Przy montażu dwóch lamp do jazdy dziennej w kolorze białym, należy zwrócić szczególną uwagę na ich umieszczenie z przodu, nie dalej niż 400 mm od bocznego obrysu pojazdu. Wzajemna odległość nie może być mniejsza niż 600 mm. Powinny być umieszczone na wysokości od 250 do 1500 mm. Powinny się automatycznie wyłączać, jeżeli włącza się światło mijania lub drogowe, z wyjątkiem sytuacji, gdy światła te wykorzystywane są do wysyłania przerywanych sygnałów świetlnych w krótkich odstępach czasu.

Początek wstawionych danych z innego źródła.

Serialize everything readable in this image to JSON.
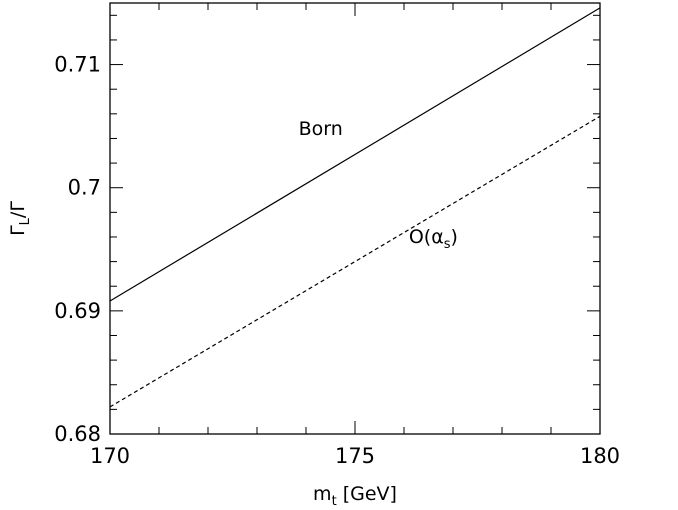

Obecnie połączenie elektryczne może być takie, aby nie można było ich włączyć, jeśli nie są jednocześnie włączone tylne światła pozycyjne. W pojazdach zarejestrowanych po dniu 31 grudnia 2009 r. połączenie elektryczne powinno być takie, iż światła do jazdy dziennej powinny automatycznie się włączać, kiedy urządzenie włączające lub wyłączające silnik znajduje się w położeniu umożliwiającym pracę silnika. Przednie i tylne światła pozycyjne oraz oświetlenie tablicy rejestracyjnej nie włączają się, jeżeli włączone są światła do jazdy dziennej.
Uwarunkowania prawne
Na podstawie art. 66 ust. 4 pkt 2 ustawy Prawo o ruchu drogowym (tekst jednolity Dz. U. z 2005 r. Nr 108 poz. 908 z późn. zm.) zwanej dalej ustawą należy stwierdzić, iż zabrania się stosowania w pojeździe przedmiotów wyposażenia i części nieodpowiadających warunkom określonym w przepisach szczegółowych.

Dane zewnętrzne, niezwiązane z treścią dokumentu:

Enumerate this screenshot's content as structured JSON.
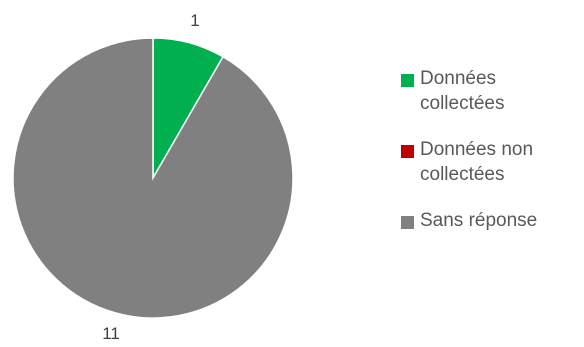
{
  "chart_data": {
    "type": "pie",
    "categories": [
      "Données collectées",
      "Données non collectées",
      "Sans réponse"
    ],
    "values": [
      1,
      0,
      11
    ],
    "data_labels": [
      "1",
      "",
      "11"
    ],
    "colors": [
      "#00B050",
      "#C00000",
      "#808080"
    ],
    "legend_position": "right",
    "title": ""
  },
  "legend": {
    "items": [
      {
        "line1": "Données",
        "line2": "collectées",
        "color": "#00B050"
      },
      {
        "line1": "Données non",
        "line2": "collectées",
        "color": "#C00000"
      },
      {
        "line1": "Sans réponse",
        "line2": "",
        "color": "#808080"
      }
    ]
  }
}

Przepisem szczegółowym w stosunku do ustawy Prawo o ruchu drogowym jest rozporządzenie Ministra Infrastruktury z dnia 31 grudnia 2002 r. w sprawie warunków technicznych pojazdów oraz zakresu ich niezbędnego wyposażania (Dz. U. z 2003 roku, Nr 32, poz. 262 z późn. zm.) zwanego dalej rozporządzeniem, które w § 10 ust. 1 stanowi, że przedmioty wyposażenia i części pojazdów związane z bezpieczeństwem ich użytkowania i ochroną środowiska mogą być stosowane w pojazdach, jeżeli spełniony jest co najmniej jeden z następujących warunków:
1. oznakowane są znakami homologacji międzynarodowej stosowanymi w homologacji Europejskiej Komisji Gospodarczej Organizacji Narodów Zjednoczonych (EKG ONZ) - "E" lub Unii Europejskiej - "e";
2. oznakowane są cechami producenta pojazdu, na który wystawiono krajowe świadectwo homologacji typu pojazdu; ocechowanie to powinno być zgłoszone do upoważnionej jednostki celem ewidencji;
3. oznakowane są cechami dostawcy producenta pojazdu, na który wystawiono krajowe świadectwo homologacji typu pojazdu; ocechowanie to powinno być zgłoszone
4. do upoważnionej jednostki celem ewidencji;
5. oznakowane są znakiem zgodności zgodnie z przepisami o systemie oceny zgodności i akredytacji; przepisu nie stosuje się do przedmiotów wyposażenia i części oznakowanych znakiem bezpieczeństwa na podstawie dotychczasowych przepisów o badaniach i certyfikacji;
Należy podkreślić, iż zgodnie z § 10 ust. 2 i 3, przepis ust. 1 stosuje się do producentów, importerów, dystrybutorów oraz podmiotów montujących i świadczących usługi, a wykaz przedmiotów wyposażenia i części związanych z bezpieczeństwem użytkowania pojazdu i ochroną środowiska podlegających sprawdzeniu w tym zakresie przez jednostki akredytowane w polskim systemie akredytacji określa załącznik nr 3 do rozporządzenia, który w pkt. 14 stanowi, że należą do nich urządzenia świetlne i sygnalizacyjne.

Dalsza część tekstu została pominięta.